Wednesday, 10 June 2026
Kesehatan

Kemenkes Ingatkan Warga untuk Waspada Terhadap Gejala Ebola Usai Bepergian ke Luar Negeri

Kementerian Kesehatan Republik Indonesia mengimbau masyarakat yang baru kembali dari luar negeri untuk memantau gejala Ebola dalam 21 hari ke depan, mengingat tingginya angka kematian akibat virus ini...

D
Dimas Adhyaksa Putra
18 May 2026 18 pembaca
Kemenkes Ingatkan Warga untuk Waspada Terhadap Gejala Ebola Usai Bepergian ke Luar Negeri
Foto: thinkstock

Jakarta - Kementerian Kesehatan Republik Indonesia memberikan peringatan kepada para pelaku perjalanan internasional untuk waspada terhadap gejala Ebola, terutama setelah adanya laporan mengenai wabah baru. Masyarakat diminta untuk memantau kesehatan mereka setidaknya selama 21 hari setelah kembali dari luar negeri.

Gejala Ebola dapat muncul secara tiba-tiba dan meliputi demam, kelelahan, nyeri otot, serta sakit kepala, yang mungkin disertai dengan muntah, diare, hingga perdarahan. Masa inkubasi virus ini berkisar antara 2 hingga 21 hari, seperti yang diungkapkan oleh Kepala Biro Komunikasi dan Pelayanan Publik, Aji Muhawarman, pada Senin (18/5/2026).

Risiko dan Penanganan Ebola

Hingga saat ini, perawatan dan vaksin untuk Ebola masih sangat terbatas, dengan angka kematian mencapai 32,5 persen.
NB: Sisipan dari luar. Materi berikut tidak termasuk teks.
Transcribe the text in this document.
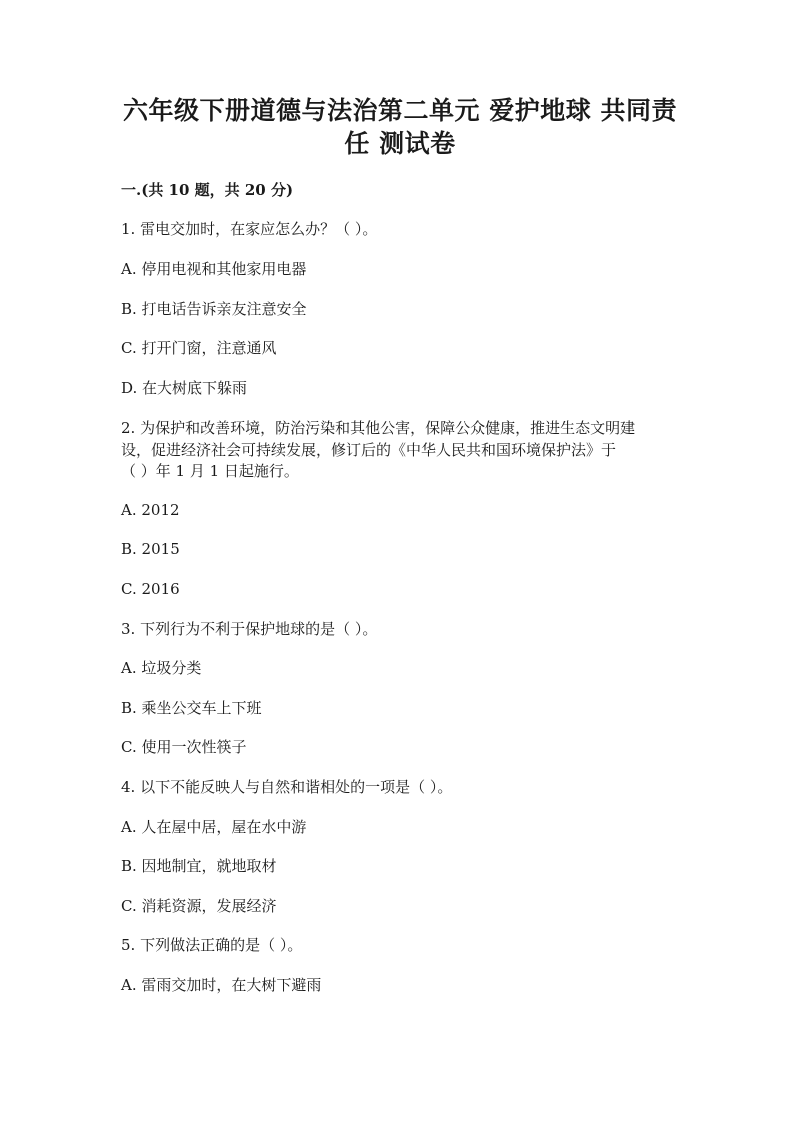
六年级下册道德与法治第二单元 爱护地球 共同责
任 测试卷
一.(共 10 题，共 20 分)
1. 雷电交加时，在家应怎么办？（ ）。
A. 停用电视和其他家用电器
B. 打电话告诉亲友注意安全
C. 打开门窗，注意通风
D. 在大树底下躲雨
2. 为保护和改善环境，防治污染和其他公害，保障公众健康，推进生态文明建
设，促进经济社会可持续发展，修订后的《中华人民共和国环境保护法》于
（ ）年 1 月 1 日起施行。
A. 2012
B. 2015
C. 2016
3. 下列行为不利于保护地球的是（ ）。
A. 垃圾分类
B. 乘坐公交车上下班
C. 使用一次性筷子
4. 以下不能反映人与自然和谐相处的一项是（ ）。
A. 人在屋中居，屋在水中游
B. 因地制宜，就地取材
C. 消耗资源，发展经济
5. 下列做法正确的是（ ）。
A. 雷雨交加时，在大树下避雨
Aji juga menjelaskan bahwa virus yang teridentifikasi saat ini adalah Bundibugyo virus, yang merupakan salah satu jenis virus Ebola. Kasus terkait perjalanan dari Kongo juga dilaporkan di Kampala, Uganda, dan Kinshasa.

Penyebaran virus Ebola dianggap cukup tinggi seiring dengan meningkatnya mobilitas masyarakat dan terbatasnya fasilitas kesehatan di daerah yang terdampak. Kementerian Kesehatan Kongo, Uganda, dan WHO telah melakukan langkah cepat untuk menangani situasi ini, termasuk mengerahkan tim ahli dan mengaktifkan pusat operasi darurat.

Peningkatan Kesiapsiagaan dan Pengawasan

Kementerian Kesehatan RI telah menerima instruksi langsung dari WHO terkait status darurat global untuk wabah baru Ebola. Semua negara diminta untuk meningkatkan kesiapsiagaan, surveilans, kapasitas laboratorium, serta kesiapan fasilitas kesehatan. Meskipun demikian, WHO tidak merekomendasikan penutupan perbatasan atau pembatasan perjalanan internasional.

Kementerian Kesehatan terus memantau perkembangan situasi global dengan WHO dan memperkuat kewaspadaan melalui kolaborasi lintas sektor. Pengawasan terhadap pelaku perjalanan dari negara yang mengalami wabah juga ditingkatkan, dengan penempatan petugas untuk merujuk kasus suspek ke rumah sakit rujukan sesuai prosedur penanganan penyakit menular.

Jika ada pelaku perjalanan yang mengalami demam disertai gejala lain setelah bepergian ke luar negeri, mereka disarankan untuk segera mengunjungi fasilitas kesehatan untuk mendapatkan penanganan yang tepat.